The extent to which they take the land and how they take the land has been debated by the Zionists. Some wanted more fierce military actions while others wanted more steady political solutions that usually led to bigger settlement building within historic Palestine. It’s ridiculous because Zionists are trying to co-opt the language of today, because colonization today is seen as bad. Instead of listening to the leaders of yesterday, they try to create new terminology.
I know that there is a lot of German academia that says that Israel is not a colonizing force. They justify it by saying that the Arabs sold the land to the Jewish settlers. But that was a very minuscule part of how they actually obtained the vast majority of Palestinian land.
A lot of it took place through the Nakba, which as we know, was the ethnic cleansing of 750,000 Palestinians. The whole idea that Arabs left of their own accord was totally debunked by Ilan Pappé, the Israeli-Jewish historian, in his book, Ten Myths About Israel. This did not happen, and was a complete fabrication by the Israeli State.
It’s a futile attempt because there are too many facts and testimonies that go against such a fabrication of history.
What are your future plans? You’ve talked about the film that you’re making with Tom Wills. Could you say a bit more about that, and what other projects you’ve got for the future?
Of course I’m still writing. I consistently write and have a few pieces that will be published soon. But the big project I’m working on is called The Reason of State.

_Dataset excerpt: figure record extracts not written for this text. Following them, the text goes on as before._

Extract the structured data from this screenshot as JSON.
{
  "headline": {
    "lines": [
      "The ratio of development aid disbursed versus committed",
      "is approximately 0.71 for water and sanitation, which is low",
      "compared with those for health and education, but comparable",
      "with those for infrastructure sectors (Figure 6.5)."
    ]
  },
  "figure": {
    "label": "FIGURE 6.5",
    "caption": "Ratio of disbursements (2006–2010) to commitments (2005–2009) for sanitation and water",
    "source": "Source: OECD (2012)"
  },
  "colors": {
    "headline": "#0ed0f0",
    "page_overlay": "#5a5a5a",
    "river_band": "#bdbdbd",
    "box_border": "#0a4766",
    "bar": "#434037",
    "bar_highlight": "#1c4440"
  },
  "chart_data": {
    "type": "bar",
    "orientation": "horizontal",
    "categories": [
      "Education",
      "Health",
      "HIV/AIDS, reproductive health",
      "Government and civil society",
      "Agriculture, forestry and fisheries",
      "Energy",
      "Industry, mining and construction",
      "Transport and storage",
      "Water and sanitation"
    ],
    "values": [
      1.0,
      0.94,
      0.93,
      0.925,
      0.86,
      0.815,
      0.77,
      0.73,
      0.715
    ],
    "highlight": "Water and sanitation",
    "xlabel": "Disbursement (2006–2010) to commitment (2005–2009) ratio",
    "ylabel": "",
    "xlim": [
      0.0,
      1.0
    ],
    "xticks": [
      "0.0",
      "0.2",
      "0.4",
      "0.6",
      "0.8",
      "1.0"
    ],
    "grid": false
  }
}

It’s a documentary that Tom and I have been working on to try to shed light on what is taking place in Germany and why the brutal reaction to activists looks the way it does.
It’s not just material support for Israel in aiding its genocide. It’s also bringing the war against Palestinians here at home. That’s really what this film is about. It’s mostly about the real people, about the movements, and how they overcome this.
Not everyone’s heard about your case. If people read this interview and want to do something about it, how can they support you?
One major thing is that Zionists and the Antideutsche movement are very good at putting on pressure by showing themselves in numbers behind their screens–by sending emails, writing to universities and exerting pressure that way. It would be great if we try to do something similar in emailing the rectorate and expressing dissatisfaction with my disinvitation.
That is something that I think would be really appreciated, to show that it’s not just the Zionists who take time out of their day to present their case. There should be pushback against these administrations that censor Palestinian voices.